About Karjam Saeji
Lopez Island, WA
Karsang Jamtso (Karjam for short) Saeji was born in Gannan Tibetan Autonomous Prefecture, the third son and sixth child in a nomadic Tibetan family. His entire family still lives on the high grassland plateau where he was born, raising yak and sheep and visiting the local Buddhist monasteries. Fate, a good elementary school teacher and falling in with a certain group of cousins and friends led Karjam to stay in school, unlike his siblings. For middle school he had to leave his home and relocate to the county seat, Machu, where he stayed until the end of high school, by which time he’d been scouted by Gannan Tibetan Music and Dance Troupe, the most prestigious and perhaps earliest established of all the Tibetan “folk” performance groups. This troupe sent him to a school for performance where he studied for a year in a program so rigorous he said that the instructors seemed to relish making the dancers cry. This was also when he first began to learn Chinese, his second language after Amdo-Tibetan. He later took time off from his troupe to attend a two year program in Tibetan Language and Literature at Northwest Nationalities (Minorities) University in Lanzhou, China. Consequently he can read and write literary and modern Tibetan and is familiar with the classics of Tibetan literature.

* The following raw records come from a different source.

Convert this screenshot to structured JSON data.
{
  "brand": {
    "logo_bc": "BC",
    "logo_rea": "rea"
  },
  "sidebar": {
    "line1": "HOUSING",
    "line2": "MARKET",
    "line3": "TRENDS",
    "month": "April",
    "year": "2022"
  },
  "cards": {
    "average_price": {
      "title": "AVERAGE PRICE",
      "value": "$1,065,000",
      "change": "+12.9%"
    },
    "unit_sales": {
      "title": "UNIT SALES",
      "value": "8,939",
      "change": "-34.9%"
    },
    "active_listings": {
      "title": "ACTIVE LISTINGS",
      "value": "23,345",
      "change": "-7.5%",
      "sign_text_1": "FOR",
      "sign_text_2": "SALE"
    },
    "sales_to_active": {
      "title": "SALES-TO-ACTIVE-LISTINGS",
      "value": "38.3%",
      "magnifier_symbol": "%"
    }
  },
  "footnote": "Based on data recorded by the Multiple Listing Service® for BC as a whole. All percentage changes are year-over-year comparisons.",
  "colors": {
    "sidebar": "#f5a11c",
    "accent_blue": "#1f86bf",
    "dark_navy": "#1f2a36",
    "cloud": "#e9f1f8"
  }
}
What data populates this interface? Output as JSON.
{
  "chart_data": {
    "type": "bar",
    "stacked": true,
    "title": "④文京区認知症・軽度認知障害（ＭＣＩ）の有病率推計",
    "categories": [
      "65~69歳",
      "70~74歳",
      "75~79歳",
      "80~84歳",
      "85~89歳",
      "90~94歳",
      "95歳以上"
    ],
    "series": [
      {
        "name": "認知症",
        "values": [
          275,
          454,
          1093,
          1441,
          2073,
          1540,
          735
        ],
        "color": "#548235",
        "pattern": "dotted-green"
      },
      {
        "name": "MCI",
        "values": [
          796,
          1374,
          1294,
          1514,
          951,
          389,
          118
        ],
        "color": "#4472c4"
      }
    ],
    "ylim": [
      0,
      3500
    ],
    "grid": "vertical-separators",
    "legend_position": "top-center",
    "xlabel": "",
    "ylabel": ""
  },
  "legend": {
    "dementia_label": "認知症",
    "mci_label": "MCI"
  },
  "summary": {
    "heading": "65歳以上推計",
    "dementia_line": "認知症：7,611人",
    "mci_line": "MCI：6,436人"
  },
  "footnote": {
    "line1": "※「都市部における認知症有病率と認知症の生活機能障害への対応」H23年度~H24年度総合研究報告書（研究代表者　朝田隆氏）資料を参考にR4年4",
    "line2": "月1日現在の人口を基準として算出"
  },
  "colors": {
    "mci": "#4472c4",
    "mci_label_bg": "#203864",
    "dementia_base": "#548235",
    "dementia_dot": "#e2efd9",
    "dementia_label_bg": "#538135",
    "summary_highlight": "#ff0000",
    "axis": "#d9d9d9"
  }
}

Living in the prefectural seat of Hezuo for fifteen years with the exception of his time in university Karjam attained a high degree of training in Tibetan traditional dance from many different regions and in many different forms, ranging from the slow Buddhist dances usually performed by the monks to huge Communist-style mass productions where the troupe would train hundreds of townspeople to create a massive display for festivals. He had perhaps the most experience with dance to occupy the eye while a singer or two belted out a song from center stage. As he grew older and more experienced the troupe realized his singing talent and he began to gain a reputation for his voice, now the members of his troupe began to dance around him as he stood with a microphone. Fate threw him an unexpected curve ball when he went to perform at a traditional mask dance festival in Korea and fell in love with an American woman. His troupe began to worry that he’d go on an overseas tour and become an illegal immigrant, preventing all of them from ever getting a “special purposes passport” ever again, and just as it had seemed he was to emerge as a front-liner he was confined to the domestic stage.
Frustrated, Karjam looked outwards, singing in a Tibetan-themed nightclub in Beijing and even revisiting Korea after he secured a passport not restricted to special purposes. Today he’s living in America and he’s also been on a Buddhist Pilgrimage to India and Nepal, seeing all the major sites associated with Buddhism in the past and Tibetan Buddhism today. In America he’s tackling the uphill battle of becoming a music and dance professional without government funding and an entire troupe around him.